This design example allows you to simulate Altera 100Gbps Ethernet IP Core that does not include MAC so that you can get the better understanding how the control/status signals behave. Please note that this is not for Altera Low Latency 100Gbps Ethernet PHY IP Core.
Quartus Prime Software version 16.0.2 ModelSim-SE 10.4d
If you get error messages on Quartus install directory:
Open ./simulation/modelsim/run_1sttime.tcl with a text editor
Replace '$env(QUARTUS_ROOTDIR)' with your Quartus install directory path name. E.g. "c:/altera/16.0.2/quartus/"
Register Read/Write Operation
The minimum pulse width requirement for both status_read and status_write is one clk_status cycle. The read latency is supposed to be variable, thus you have to wait for status_readdata_valid to complete the read operation.
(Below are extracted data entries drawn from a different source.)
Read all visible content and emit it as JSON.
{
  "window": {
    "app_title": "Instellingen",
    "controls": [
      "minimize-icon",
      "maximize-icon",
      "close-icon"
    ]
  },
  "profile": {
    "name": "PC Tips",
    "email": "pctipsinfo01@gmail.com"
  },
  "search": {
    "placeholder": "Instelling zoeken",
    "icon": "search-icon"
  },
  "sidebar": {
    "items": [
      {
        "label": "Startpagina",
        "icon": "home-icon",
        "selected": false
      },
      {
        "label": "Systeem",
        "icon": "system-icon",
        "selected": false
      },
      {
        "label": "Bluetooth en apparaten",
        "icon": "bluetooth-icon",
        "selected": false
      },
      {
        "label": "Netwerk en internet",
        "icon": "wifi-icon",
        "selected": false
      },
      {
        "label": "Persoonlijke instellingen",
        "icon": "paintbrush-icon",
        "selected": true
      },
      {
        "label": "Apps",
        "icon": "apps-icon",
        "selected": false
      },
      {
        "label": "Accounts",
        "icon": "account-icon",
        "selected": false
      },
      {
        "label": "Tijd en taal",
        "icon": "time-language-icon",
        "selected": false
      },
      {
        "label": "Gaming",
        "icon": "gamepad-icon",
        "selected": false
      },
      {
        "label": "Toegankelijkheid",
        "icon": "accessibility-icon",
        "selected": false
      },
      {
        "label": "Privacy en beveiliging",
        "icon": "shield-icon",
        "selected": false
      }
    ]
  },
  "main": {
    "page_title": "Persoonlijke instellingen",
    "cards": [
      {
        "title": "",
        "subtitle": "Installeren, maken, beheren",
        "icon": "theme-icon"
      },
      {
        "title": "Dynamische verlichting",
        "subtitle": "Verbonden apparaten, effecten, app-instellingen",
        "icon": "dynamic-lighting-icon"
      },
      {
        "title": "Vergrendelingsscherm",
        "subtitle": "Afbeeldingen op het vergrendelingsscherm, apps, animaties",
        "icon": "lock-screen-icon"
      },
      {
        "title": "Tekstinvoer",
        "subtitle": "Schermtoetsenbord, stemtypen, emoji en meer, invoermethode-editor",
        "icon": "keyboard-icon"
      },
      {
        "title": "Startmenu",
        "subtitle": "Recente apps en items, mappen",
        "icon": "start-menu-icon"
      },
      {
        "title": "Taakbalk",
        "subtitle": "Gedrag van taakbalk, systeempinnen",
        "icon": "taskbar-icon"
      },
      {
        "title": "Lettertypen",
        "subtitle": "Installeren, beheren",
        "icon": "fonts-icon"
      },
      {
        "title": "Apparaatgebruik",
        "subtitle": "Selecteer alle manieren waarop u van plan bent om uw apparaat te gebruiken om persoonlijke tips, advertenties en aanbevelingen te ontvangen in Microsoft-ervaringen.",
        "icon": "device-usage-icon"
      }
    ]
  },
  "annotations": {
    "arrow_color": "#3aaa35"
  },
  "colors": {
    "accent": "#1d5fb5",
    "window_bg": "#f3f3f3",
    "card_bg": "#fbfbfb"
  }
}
The 100Gbps Ethernet PHY IP Core has DC-FIFO inside to compensate the clock frequency difference between the MII TX clock (clk_txmac, 315.0 MHz or higher frequnency) and the internal 312.5 MHz clock. To avoid FIFO overflow/underflow, tx_mii_valid must be deasserted for the same cycles as tx_mii_ready, and the tx_mii_valid deassertion shouldn't be later than a few clock cycles after tx_mii_ready deassertion since the FIFO depth is shallow. The TX PHY accepts START (data = 8'hFB, control = 1'b1) located only on mii_tx_data[7:0]/[71:64]/[135:128]/[199:192]/[263:256]. If the START is mapped to wrong byte positions, the TX PHY generates error codes (data = 8'hFE, control = 1'b1).
The RX also has DC-FIFO to compensate the clock frequency difference between the internal 312.5 MHz and the MII RX clock (rx_macclk, 315 MHz or higher frequency). Your logic needs to expect the rx_mii_valid can be deasserted during frame receptions.